The issue of compensation for employees whose position includes being on call and living onsite was the subject of the California Supreme Court’s decision in Mendiola v. CPS Security Solutions, Inc. decided Jan. 9, 2015. The Court held that on these facts, the employees were entitled to pay not only for on-call time but also for time spent sleeping. The Court acknowledged a different rule under federal law but noted once again that California is free to grant greater protections. As we can expect, increased class action activity will follow. The court noted that the facts mattered, and are summarized here as reported by the Court in some detail.
CPS employed on-call guards to provide security at construction worksites. Part of each guard's day was spent on active patrol. Guards were required to be on call at the worksite and to respond to disturbances should the need arise. On weekdays, each guard was on patrol for eight hours, on call for eight hours and off duty for eight hours. On weekends, each guard was on patrol for 16 hours and on call for eight hours.
Per written agreement, on-call guards were required to reside in a trailer provided by CPS. The trailers had residential amenities, including a bed, bathroom, kitchen, heating and air conditioning. Guards could keep personal items in the trailers and generally use on-call time as they chose. However, children, pets and alcohol were not allowed and adult visitors were permitted only with the approval of the CPS client. An on-call guard wanting to leave the worksite had to notify a dispatcher and indicate where he or she would be and for how long. If another employee was available for relief, the guard had to wait onsite until the relief guard arrived. If no relief guard was available, the guard had to remain onsite, even in the case of a personal emergency. If relieved, a guard had to be accessible by pager or radio phone and had to stay close enough to the site to return within 30 minutes.

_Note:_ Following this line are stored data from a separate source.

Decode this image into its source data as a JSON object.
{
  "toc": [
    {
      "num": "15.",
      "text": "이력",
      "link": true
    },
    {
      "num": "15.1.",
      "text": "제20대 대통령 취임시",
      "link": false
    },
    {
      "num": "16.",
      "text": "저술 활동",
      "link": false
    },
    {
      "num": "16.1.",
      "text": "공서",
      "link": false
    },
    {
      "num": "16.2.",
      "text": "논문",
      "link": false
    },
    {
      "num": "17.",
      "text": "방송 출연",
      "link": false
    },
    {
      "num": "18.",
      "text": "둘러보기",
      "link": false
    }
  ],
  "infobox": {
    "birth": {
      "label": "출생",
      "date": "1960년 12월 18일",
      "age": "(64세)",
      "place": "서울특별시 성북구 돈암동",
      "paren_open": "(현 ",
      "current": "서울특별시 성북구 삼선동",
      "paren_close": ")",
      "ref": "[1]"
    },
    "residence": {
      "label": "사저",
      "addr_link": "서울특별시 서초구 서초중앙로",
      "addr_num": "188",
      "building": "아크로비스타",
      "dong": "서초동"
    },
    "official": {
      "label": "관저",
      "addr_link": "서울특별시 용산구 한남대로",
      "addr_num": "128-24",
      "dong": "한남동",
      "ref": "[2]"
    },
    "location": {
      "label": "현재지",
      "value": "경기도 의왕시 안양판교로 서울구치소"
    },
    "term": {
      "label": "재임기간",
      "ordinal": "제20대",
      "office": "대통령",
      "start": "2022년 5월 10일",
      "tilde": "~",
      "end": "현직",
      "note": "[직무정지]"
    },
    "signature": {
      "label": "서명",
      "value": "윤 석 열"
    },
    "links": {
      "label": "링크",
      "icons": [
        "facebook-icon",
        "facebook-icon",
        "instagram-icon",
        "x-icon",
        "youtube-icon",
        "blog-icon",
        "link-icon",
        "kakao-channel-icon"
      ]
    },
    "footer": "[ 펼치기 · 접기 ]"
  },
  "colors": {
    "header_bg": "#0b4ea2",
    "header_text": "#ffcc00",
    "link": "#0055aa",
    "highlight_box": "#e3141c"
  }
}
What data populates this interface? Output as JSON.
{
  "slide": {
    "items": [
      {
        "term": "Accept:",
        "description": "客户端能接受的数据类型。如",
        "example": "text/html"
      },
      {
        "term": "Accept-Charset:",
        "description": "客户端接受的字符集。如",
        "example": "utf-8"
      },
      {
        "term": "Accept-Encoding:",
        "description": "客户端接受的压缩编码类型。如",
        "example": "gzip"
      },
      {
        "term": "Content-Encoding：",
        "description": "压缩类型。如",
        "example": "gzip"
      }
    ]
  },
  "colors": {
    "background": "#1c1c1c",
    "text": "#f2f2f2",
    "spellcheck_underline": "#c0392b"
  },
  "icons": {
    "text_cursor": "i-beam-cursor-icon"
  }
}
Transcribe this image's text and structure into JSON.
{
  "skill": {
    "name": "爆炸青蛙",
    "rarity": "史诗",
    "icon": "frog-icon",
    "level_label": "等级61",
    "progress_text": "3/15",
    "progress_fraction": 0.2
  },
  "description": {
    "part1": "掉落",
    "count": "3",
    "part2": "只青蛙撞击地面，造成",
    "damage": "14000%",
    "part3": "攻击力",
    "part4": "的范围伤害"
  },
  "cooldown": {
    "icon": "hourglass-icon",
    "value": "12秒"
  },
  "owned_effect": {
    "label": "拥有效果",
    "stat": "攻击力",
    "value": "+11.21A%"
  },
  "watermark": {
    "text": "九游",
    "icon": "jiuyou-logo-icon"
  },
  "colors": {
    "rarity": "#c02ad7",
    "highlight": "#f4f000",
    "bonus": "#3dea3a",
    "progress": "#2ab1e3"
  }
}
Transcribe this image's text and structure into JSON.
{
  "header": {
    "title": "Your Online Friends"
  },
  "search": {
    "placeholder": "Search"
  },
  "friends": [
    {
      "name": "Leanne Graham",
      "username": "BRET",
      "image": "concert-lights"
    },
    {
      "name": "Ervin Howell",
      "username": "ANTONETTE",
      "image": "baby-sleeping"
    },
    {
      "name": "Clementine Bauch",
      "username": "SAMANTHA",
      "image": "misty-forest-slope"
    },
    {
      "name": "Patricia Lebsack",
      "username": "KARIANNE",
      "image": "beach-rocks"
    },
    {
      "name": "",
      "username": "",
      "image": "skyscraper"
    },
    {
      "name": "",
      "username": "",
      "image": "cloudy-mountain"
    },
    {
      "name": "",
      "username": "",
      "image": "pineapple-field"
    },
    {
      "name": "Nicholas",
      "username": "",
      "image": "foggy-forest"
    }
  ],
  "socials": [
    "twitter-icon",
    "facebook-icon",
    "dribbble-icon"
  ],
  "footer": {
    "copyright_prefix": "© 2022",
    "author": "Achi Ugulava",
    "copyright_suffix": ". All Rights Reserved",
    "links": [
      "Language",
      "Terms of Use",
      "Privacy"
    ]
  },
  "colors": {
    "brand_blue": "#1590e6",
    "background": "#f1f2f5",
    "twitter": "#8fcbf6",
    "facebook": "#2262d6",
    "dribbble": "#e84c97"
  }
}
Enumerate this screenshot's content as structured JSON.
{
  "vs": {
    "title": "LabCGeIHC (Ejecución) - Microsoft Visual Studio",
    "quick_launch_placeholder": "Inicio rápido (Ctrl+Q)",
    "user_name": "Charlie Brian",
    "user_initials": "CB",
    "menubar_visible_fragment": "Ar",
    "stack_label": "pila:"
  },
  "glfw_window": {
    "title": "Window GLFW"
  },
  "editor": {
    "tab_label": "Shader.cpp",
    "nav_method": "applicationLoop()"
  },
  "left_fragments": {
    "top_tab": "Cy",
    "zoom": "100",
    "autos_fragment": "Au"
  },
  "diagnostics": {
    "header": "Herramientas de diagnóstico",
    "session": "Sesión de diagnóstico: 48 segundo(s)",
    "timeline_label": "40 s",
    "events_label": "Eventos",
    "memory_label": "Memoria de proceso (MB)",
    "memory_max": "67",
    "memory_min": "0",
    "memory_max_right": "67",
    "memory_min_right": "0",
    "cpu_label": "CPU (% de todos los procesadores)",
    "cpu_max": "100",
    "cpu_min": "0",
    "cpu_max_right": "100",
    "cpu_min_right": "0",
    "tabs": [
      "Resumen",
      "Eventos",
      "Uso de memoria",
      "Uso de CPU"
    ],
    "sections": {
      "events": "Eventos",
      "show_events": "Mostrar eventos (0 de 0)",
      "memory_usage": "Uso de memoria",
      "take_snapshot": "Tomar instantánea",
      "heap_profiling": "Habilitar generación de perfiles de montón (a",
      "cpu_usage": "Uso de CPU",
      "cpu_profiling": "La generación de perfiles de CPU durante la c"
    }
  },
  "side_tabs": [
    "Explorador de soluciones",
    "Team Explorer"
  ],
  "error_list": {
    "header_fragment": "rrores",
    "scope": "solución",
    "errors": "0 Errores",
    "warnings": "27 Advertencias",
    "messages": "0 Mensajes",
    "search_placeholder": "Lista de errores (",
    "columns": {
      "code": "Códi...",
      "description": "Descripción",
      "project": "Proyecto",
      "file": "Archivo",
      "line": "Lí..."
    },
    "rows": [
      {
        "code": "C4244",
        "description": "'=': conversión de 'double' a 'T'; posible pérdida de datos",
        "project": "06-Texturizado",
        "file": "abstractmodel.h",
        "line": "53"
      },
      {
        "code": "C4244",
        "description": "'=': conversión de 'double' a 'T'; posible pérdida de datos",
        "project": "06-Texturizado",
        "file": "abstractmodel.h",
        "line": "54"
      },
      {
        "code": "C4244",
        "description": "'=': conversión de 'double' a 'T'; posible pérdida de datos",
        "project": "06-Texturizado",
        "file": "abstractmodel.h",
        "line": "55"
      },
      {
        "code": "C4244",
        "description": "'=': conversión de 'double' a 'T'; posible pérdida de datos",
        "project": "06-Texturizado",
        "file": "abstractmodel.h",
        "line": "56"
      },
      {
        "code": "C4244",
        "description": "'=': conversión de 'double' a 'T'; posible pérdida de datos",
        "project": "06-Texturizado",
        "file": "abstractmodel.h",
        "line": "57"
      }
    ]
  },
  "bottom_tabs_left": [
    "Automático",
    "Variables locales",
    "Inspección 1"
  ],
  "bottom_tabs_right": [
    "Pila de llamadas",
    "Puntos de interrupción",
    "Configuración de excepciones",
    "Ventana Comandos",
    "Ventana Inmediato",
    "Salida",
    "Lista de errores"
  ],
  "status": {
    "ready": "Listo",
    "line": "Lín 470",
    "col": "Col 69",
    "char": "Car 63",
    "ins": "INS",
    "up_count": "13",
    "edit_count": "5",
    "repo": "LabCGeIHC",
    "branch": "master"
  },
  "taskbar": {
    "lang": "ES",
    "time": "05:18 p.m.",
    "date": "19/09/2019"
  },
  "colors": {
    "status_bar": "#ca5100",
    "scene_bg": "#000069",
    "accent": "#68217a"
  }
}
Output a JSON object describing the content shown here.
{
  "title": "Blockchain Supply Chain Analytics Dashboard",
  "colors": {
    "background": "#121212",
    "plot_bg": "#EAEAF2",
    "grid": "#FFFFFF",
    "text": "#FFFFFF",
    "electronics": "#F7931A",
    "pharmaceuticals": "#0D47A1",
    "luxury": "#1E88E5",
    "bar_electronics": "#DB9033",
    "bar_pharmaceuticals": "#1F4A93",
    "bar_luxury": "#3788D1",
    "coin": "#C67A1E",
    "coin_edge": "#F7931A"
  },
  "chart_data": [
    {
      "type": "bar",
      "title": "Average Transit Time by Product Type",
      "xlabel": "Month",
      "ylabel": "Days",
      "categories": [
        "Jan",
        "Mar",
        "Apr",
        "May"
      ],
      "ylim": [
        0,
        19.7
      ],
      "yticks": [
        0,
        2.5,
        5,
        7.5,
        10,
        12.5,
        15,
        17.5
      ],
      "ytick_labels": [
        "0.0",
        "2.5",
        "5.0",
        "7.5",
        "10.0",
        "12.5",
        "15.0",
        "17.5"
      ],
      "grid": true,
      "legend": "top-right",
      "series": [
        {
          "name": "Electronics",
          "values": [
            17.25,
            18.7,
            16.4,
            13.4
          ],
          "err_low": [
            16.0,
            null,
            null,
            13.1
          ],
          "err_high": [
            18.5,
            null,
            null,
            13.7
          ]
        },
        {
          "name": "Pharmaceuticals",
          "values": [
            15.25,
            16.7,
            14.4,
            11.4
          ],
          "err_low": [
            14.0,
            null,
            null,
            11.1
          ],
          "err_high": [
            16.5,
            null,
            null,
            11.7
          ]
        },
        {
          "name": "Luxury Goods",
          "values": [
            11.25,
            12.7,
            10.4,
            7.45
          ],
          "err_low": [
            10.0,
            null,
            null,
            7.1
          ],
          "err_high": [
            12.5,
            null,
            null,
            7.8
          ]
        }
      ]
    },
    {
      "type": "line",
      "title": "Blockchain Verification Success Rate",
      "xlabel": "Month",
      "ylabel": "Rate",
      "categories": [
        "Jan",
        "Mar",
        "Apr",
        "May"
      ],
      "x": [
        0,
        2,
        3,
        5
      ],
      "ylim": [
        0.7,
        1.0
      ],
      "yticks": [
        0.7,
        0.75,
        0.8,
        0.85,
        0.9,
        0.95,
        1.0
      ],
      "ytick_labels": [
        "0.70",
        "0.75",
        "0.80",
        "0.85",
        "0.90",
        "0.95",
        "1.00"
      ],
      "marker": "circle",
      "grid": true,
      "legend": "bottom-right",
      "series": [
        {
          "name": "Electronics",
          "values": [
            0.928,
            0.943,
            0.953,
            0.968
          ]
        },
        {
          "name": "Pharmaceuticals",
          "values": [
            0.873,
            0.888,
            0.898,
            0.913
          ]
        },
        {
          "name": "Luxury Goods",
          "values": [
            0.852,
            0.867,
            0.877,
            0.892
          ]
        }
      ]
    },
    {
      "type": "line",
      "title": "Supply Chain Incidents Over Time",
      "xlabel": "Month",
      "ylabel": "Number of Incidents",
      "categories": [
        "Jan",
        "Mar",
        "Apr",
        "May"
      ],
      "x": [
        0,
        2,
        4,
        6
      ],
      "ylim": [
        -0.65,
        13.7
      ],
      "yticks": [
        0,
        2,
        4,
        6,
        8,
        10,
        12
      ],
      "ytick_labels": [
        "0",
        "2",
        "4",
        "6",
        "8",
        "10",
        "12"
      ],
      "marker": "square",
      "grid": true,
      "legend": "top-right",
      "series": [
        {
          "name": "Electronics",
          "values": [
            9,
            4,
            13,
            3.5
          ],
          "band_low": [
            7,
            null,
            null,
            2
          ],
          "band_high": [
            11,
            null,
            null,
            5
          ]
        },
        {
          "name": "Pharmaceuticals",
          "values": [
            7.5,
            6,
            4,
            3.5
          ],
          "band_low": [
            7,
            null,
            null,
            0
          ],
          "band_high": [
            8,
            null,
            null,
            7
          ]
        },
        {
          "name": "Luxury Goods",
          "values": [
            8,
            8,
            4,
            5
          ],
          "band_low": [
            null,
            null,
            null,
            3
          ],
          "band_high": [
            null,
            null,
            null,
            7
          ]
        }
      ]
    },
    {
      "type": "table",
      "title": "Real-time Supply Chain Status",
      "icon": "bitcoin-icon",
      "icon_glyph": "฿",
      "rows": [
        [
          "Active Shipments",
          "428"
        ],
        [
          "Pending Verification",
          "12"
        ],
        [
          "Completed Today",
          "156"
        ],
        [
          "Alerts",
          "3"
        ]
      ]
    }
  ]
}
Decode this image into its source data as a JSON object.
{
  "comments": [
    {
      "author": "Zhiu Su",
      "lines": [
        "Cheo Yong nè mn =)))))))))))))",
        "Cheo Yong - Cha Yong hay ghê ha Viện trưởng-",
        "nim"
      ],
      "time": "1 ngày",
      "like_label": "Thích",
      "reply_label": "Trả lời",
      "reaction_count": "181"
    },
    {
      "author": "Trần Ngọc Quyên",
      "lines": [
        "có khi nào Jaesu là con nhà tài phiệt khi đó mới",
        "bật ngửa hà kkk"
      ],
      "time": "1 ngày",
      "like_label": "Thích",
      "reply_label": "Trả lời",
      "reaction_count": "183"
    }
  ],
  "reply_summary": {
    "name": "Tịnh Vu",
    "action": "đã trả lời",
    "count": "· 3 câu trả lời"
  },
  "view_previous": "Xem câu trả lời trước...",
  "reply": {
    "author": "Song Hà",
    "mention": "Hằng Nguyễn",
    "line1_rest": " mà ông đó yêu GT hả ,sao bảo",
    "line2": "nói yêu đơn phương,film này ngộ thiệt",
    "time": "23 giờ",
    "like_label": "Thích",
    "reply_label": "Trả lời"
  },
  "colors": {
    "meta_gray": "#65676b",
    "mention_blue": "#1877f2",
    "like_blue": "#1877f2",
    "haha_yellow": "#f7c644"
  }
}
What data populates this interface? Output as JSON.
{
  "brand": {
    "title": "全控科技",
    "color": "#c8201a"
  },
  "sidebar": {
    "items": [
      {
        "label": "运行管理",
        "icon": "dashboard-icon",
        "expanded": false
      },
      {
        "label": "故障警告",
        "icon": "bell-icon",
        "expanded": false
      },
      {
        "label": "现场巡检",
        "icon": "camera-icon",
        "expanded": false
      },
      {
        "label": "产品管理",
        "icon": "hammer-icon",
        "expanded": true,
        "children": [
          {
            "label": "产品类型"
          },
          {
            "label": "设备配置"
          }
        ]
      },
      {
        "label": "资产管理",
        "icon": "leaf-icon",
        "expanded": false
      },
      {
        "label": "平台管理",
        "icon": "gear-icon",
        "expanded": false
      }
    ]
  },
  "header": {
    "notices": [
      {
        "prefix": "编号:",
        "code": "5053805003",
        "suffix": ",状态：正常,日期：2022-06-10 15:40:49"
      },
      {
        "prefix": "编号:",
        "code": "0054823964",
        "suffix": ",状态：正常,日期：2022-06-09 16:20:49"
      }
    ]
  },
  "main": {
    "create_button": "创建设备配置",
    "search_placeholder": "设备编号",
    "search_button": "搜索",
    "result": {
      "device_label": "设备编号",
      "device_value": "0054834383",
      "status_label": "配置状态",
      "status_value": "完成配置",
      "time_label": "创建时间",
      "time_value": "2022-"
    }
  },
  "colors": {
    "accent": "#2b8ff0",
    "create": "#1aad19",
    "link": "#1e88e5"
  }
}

Guards were paid hourly for time spent patrolling the worksite. They received no compensation for on-call time unless (1) an alarm or other circumstances required that they conduct an investigation or (2) they waited for, or had been denied, a reliever. Guards were paid for the actual time spent investigating disturbances. If three or more hours of investigation were required during on-call time, the guard was paid for the full eight hours.
After reciting these facts, the court ruled: "We conclude that plaintiffs' on-call hours constituted compensable hours worked and, further, that CPS could not exclude 'sleep time' from plaintiffs' 24-hour shifts under Monzon v. Schaefer Ambulance Service, Inc. (1990) 224 Cal.App.3d 16 andSeymore v. Metson Marine, Inc. (2011) 194 Cal.App.4th 361." In doing so, the Court again acknowledged the role that employer control played in determining whether on-call time is working time. It discounted the fact that "on-call guards engaged in personal activities, including sleeping, showering, eating, reading, watching television and browsing the Internet." It also expressly rejected the invitation to adopt 29 C.F.R. §785.23’s more limited interpretation of when employees living onsite were engaged in compensable activities. In doing so, it distinguishedMonzon and disapproved of Seymore stating: "Accordingly, we conclude that the wage order does not permit the exclusion of sleep time from compensable hours worked in 24-hour shifts covered by Wage Order 4."
The Court in Mendiola was focused on one very specific issue. Thus, unaddressed were issues like the impact of the ruling on rest and meal period requirements and daily overtime. We can expect to see these and other issues begin to flower in the new year.